To start jupyter lab, open a terminal (Mac/Linux) or Git Bash (Windows) and type the command:
After launching, start a new notebook using the
trustworthy_ML
kernel to ensure your code runs in the
correct environment. Then run the following lines of code:
PYTHON
import torch
import pandas as pd
import sklearn
import jupyter
import tensorflow as tf
import transformers
import pytorch_ood
import fairlearn
import umap
import sys
# Tested versions in this workshop:
print(f"Python version: {sys.version_info[0]}.{sys.version_info[1]}.{sys.version_info[2]}") # 3.11.9
print("Torch version:", torch.__version__) # >= 2.2
print("Pandas version:", pd.__version__) # >= 2.2.3
print("Scikit-learn version:", sklearn.__version__) # >= 1.5.2
print("TensorFlow version:", tf.__version__) # >= 2.16
print("Transformers version:", transformers.__version__) # >= 4.46.3
print("PyTorch-OOD version:", pytorch_ood.__version__) # >= 0.2.0
print("Fairlearn version:", fairlearn.__version__) # >= 0.11.0
print("UMAP version:", umap.__version__) # >= 0.5.7
This should output the versions of all required packages without giving errors. There might be an informational warning (tensorflow cpu_feature_guard) about CPU optimized version of tensorflow, which won’t have any impact. Most versions should work fine with this lesson, but we’ve only tested thoroughly with the versions commented above.
Fallback option: cloud environment
If a local installation does not work for you, it is also possible to run (most of) this lesson in Google Colab. Some packages may need to be installed on the fly within the notebook (TBD).
Deactivating/activating environment
To deactivate your virtual environment, simply run
deactivate
in your terminal. If you close the terminal or
Git Bash without deactivating, the environment will automatically close
as the session ends. Later, you can reactivate the environment using the
“Activate environment” instructions above to continue working. If you
want to keep coding in the same terminal but no longer need this
environment, it’s best to explicitly deactivate it. This ensures that
the software installed for this workshop doesn’t interfere with your
default Python setup or other projects.
Download and move the data needed
For the fairness evaluation episode, you will need access to the Medical Expenditure Panel Survey Dataset. Please complete these steps to ensure you have access:
Download AI 360 Fairness example data: Medical Expenditure Panel Survey data (zip file)
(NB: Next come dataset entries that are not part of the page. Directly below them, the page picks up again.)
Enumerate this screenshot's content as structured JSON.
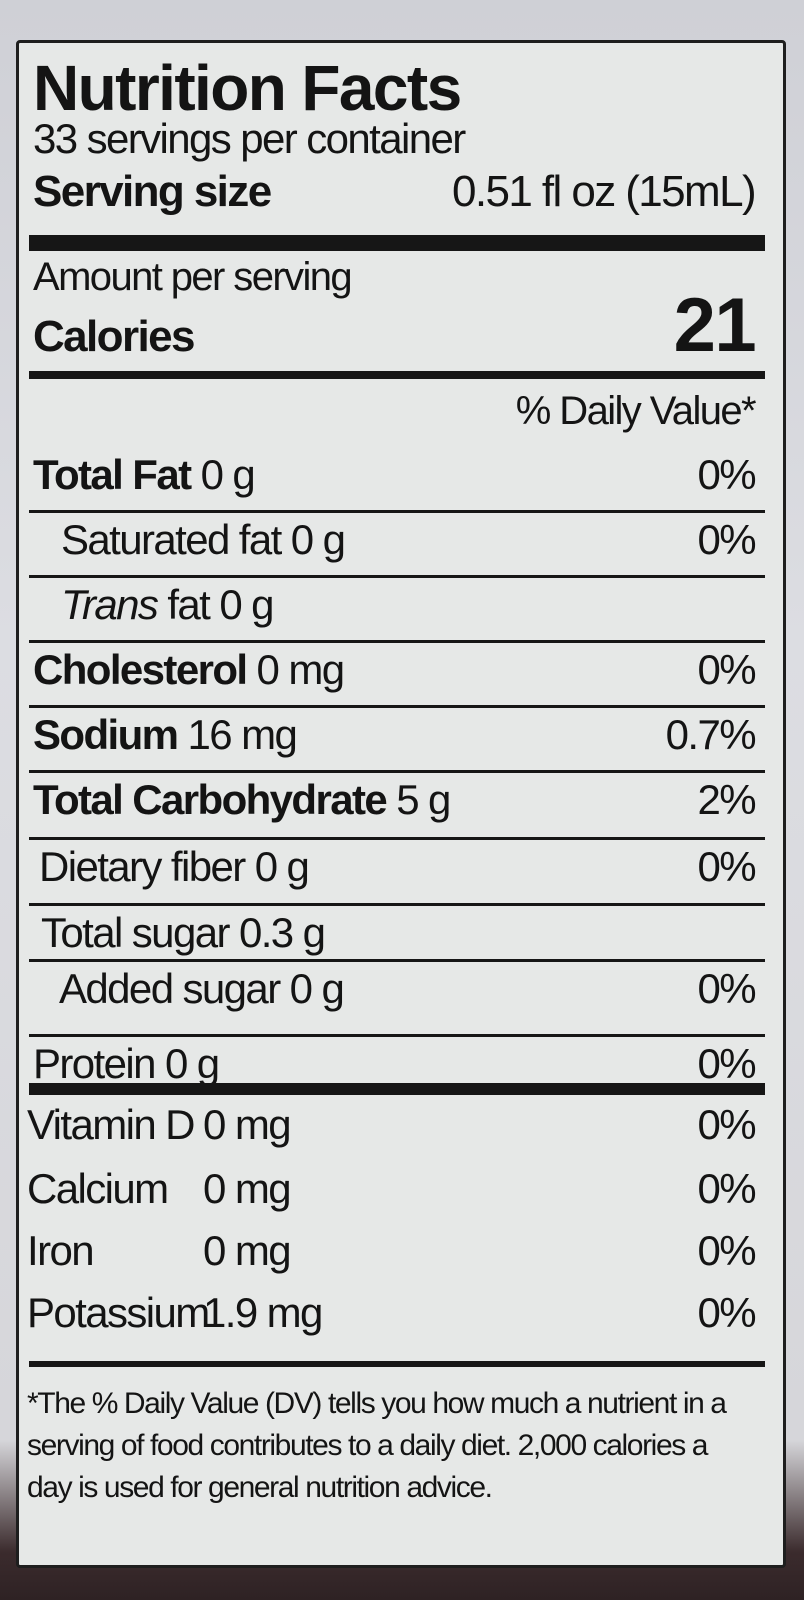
{
  "title": "Nutrition Facts",
  "servings_per_container": "33 servings per container",
  "serving_size": {
    "label": "Serving size",
    "value": "0.51 fl oz (15mL)"
  },
  "amount_per_serving": "Amount per serving",
  "calories": {
    "label": "Calories",
    "value": "21"
  },
  "dv_header": "% Daily Value*",
  "nutrients": [
    {
      "name": "Total Fat",
      "amount": "0 g",
      "dv": "0%"
    },
    {
      "name": "Saturated fat",
      "amount": "0 g",
      "dv": "0%"
    },
    {
      "name": "Trans",
      "name_suffix": "fat",
      "amount": "0 g",
      "dv": ""
    },
    {
      "name": "Cholesterol",
      "amount": "0 mg",
      "dv": "0%"
    },
    {
      "name": "Sodium",
      "amount": "16 mg",
      "dv": "0.7%"
    },
    {
      "name": "Total Carbohydrate",
      "amount": "5 g",
      "dv": "2%"
    },
    {
      "name": "Dietary fiber",
      "amount": "0 g",
      "dv": "0%"
    },
    {
      "name": "Total sugar",
      "amount": "0.3 g",
      "dv": ""
    },
    {
      "name": "Added sugar",
      "amount": "0 g",
      "dv": "0%"
    },
    {
      "name": "Protein",
      "amount": "0 g",
      "dv": "0%"
    }
  ],
  "vitamins": [
    {
      "name": "Vitamin D",
      "amount": "0 mg",
      "dv": "0%"
    },
    {
      "name": "Calcium",
      "amount": "0 mg",
      "dv": "0%"
    },
    {
      "name": "Iron",
      "amount": "0 mg",
      "dv": "0%"
    },
    {
      "name": "Potassium",
      "amount": "1.9 mg",
      "dv": "0%"
    }
  ],
  "footnote": "*The % Daily Value (DV) tells you how much a nutrient in a serving of food contributes to a daily diet. 2,000 calories a day is used for general nutrition advice."
}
Unzip h181.zip (right-click and extract all on Windows; double-click zip file on Mac)
-
In the unzipped folder, find the h181.csv file. Place the
h181.csv
file in theaif360
package’s data directory within your virtual environment folder:-
Windows:
Desktop/trustworthy_ML/venv/Lib/site-packages/aif360/data/raw/meps/h181.csv
-
Mac/Linux:
Desktop/trustworthy_ML/venv/lib/python3.x/site-packages/aif360/data/raw/meps/h181.csv
-
Windows:
Create a Hugging Face account and access Token
You will need a Hugging Face account for the workshop episode on model sharing. Hugging Face is a very popular machine learning (ML) platform and community that helps users build, deploy, share, and train machine learning models.
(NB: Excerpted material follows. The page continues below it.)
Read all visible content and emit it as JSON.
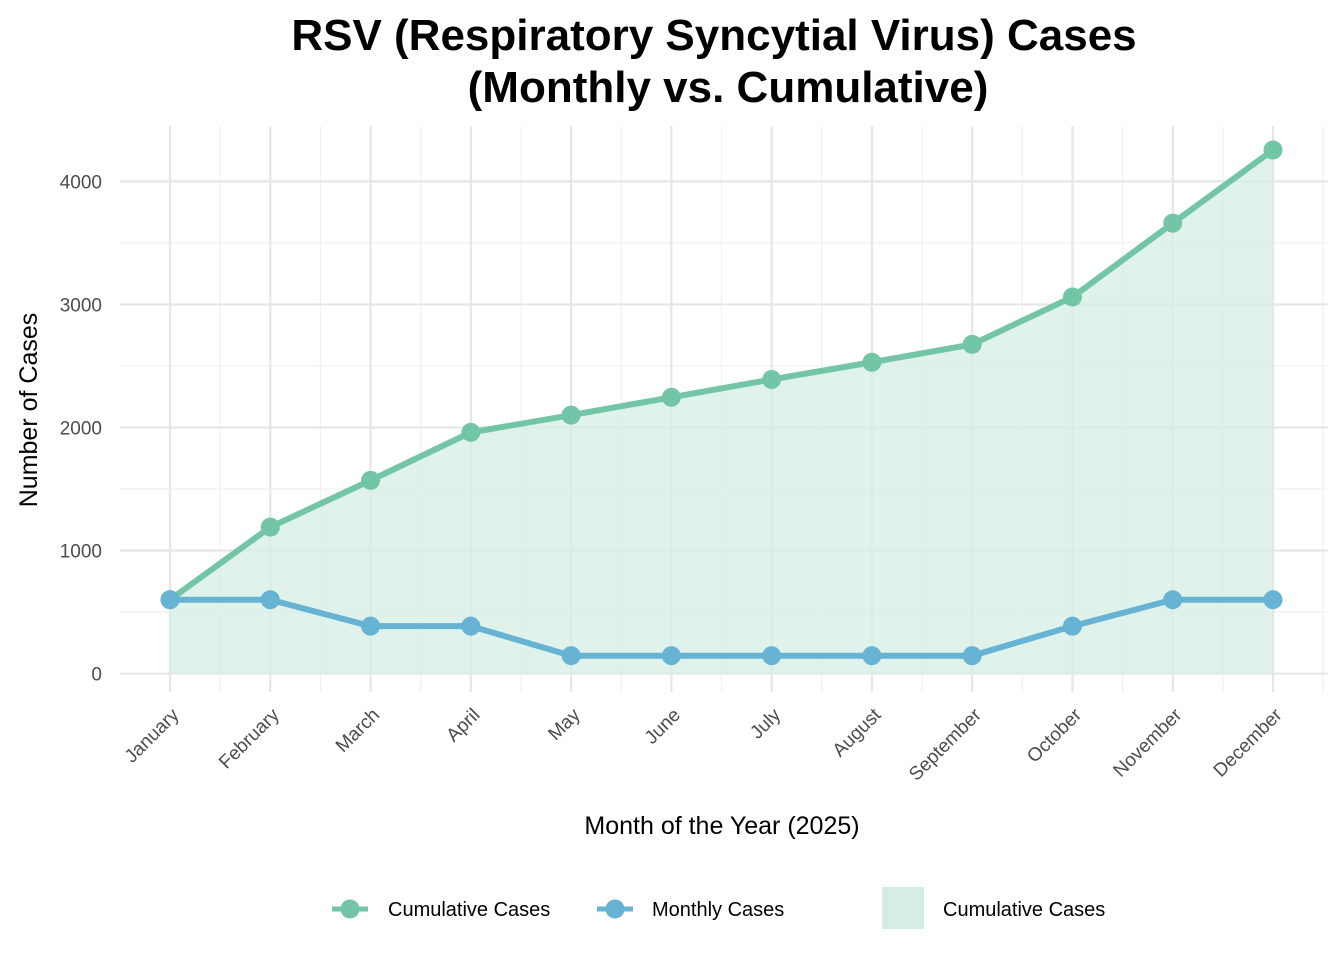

Create account: To create an account on Hugging Face, visit: huggingface.co/join. Enter an email address and password, and follow the instructions provided via Hugging Face (you may need to verify your email address) to complete the process.
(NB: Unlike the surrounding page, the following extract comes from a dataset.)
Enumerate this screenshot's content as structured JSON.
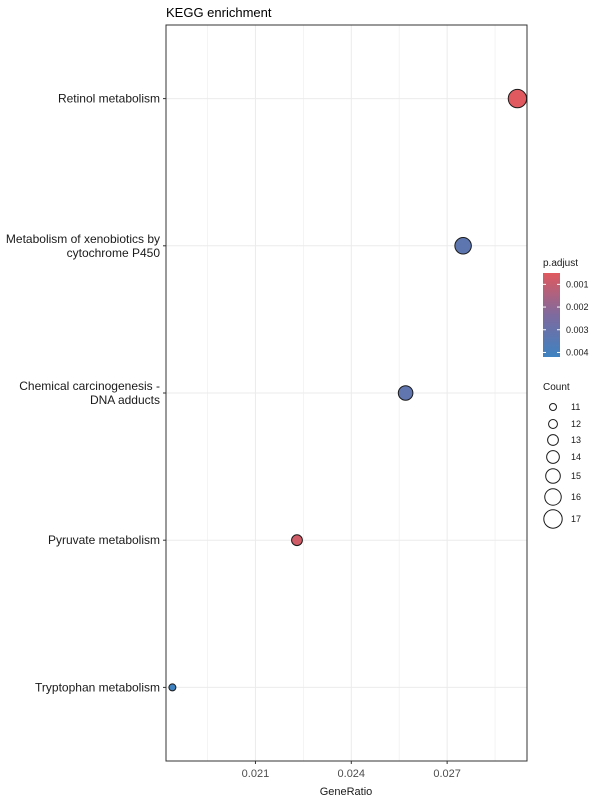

Setup access token: Once you have your account created, you’ll need to generate an access token so that you can upload/share models to your Hugging Face account during the workshop. To generate a token, visit the Access Tokens setting page after logging in. Once there, click “New token” to generate an access token. Select the “Write” access token type, and then provide a short name (e.g., trustworthyAI). We’ll use this token later to log in to Hugging Face via Python.